Find the splitting field of $x^6-2x^4-8x^2+16$ over $\mathbb {F}_3$ and list the intermediate fields between the base camp and the splitting field.

Answer 1

Hint: Over $\mathbb{F}_3$ we have $$ x^6-2x^4-8x^2+16=(x^2 + 2x + 2)(x^2 + x + 2)(x^2 + 1). $$

Answer 2

$x^6-2x^4-8x^2+16 = x^6+x^4+x^2+1$ in $\mathbb {F}_3[x]$.

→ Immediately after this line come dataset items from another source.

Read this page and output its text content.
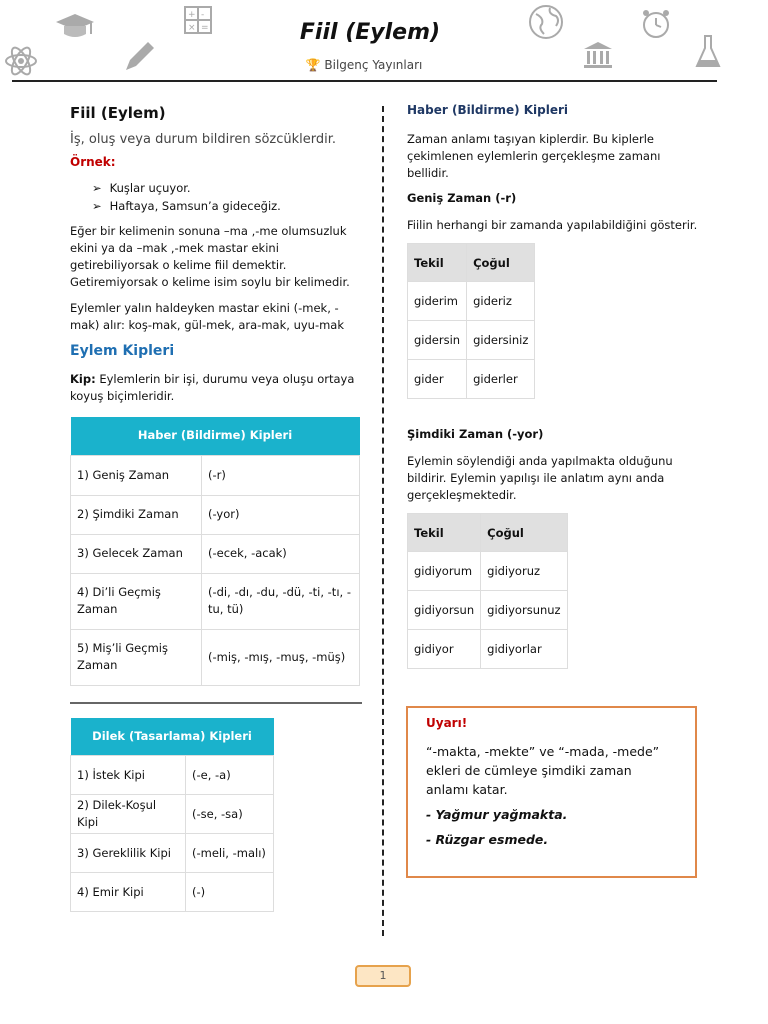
+ -
× =	Fiil (Eylem)
🏆 Bilgenç Yayınları
Fiil (Eylem)
İş, oluş veya durum bildiren sözcüklerdir.
Örnek:
➢ Kuşlar uçuyor.
➢ Haftaya, Samsun’a gideceğiz.
Eğer bir kelimenin sonuna –ma ,-me olumsuzluk ekini ya da –mak ,-mek mastar ekini getirebiliyorsak o kelime fiil demektir. Getiremiyorsak o kelime isim soylu bir kelimedir.
Eylemler yalın haldeyken mastar ekini (-mek, -mak) alır: koş-mak, gül-mek, ara-mak, uyu-mak
Eylem Kipleri
Kip: Eylemlerin bir işi, durumu veya oluşu ortaya koyuş biçimleridir.
Haber (Bildirme) Kipleri	
1) Geniş Zaman	(-r)
2) Şimdiki Zaman	(-yor)
3) Gelecek Zaman	(-ecek, -acak)
4) Di’li Geçmiş Zaman	(-di, -dı, -du, -dü, -ti, -tı, -tu, tü)
5) Miş’li Geçmiş Zaman	(-miş, -mış, -muş, -müş)
Dilek (Tasarlama) Kipleri	
1) İstek Kipi	(-e, -a)
2) Dilek-Koşul Kipi	(-se, -sa)
3) Gereklilik Kipi	(-meli, -malı)
4) Emir Kipi	(-)
Haber (Bildirme) Kipleri
Zaman anlamı taşıyan kiplerdir. Bu kiplerle çekimlenen eylemlerin gerçekleşme zamanı bellidir.
Geniş Zaman (-r)
Fiilin herhangi bir zamanda yapılabildiğini gösterir.
Tekil	Çoğul
giderim	gideriz
gidersin	gidersiniz
gider	giderler
Şimdiki Zaman (-yor)
Eylemin söylendiği anda yapılmakta olduğunu bildirir. Eylemin yapılışı ile anlatım aynı anda gerçekleşmektedir.
Tekil	Çoğul
gidiyorum	gidiyoruz
gidiyorsun	gidiyorsunuz
gidiyor	gidiyorlar
Uyarı!
“-makta, -mekte” ve “-mada, -mede” ekleri de cümleye şimdiki zaman anlamı katar.
- Yağmur yağmakta.
- Rüzgar esmede.
1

$x^6+x^4+x^2+1 = \dfrac{x^8-1}{x^2-1} = (x^2 + 1) (x^4 + 1)$

Therefore, the splitting field of $x^6-2x^4-8x^2+16$ is the same as the splitting field of $x^4 + 1=(x^2 + x + 2) (x^2 + 2 x + 2)$, which is $\mathbb {F}_9$.

Answer 3

My factorization was incorrect, I have understood my error. Now to calculate the Galois group of the extension (which is actually a Galois extension, as $\mathbb {F}_9$ is the splitting field of a separable polynomial, having first derivative different from zero, with coefficients in $\mathbb {F}_3$) I just note that the degree of the extension is $[\mathbb {F}_9:\mathbb {F}_3]=2$, so the group has 2 elements and it is isomorphic to $\mathbb {Z}_2$. Is it right?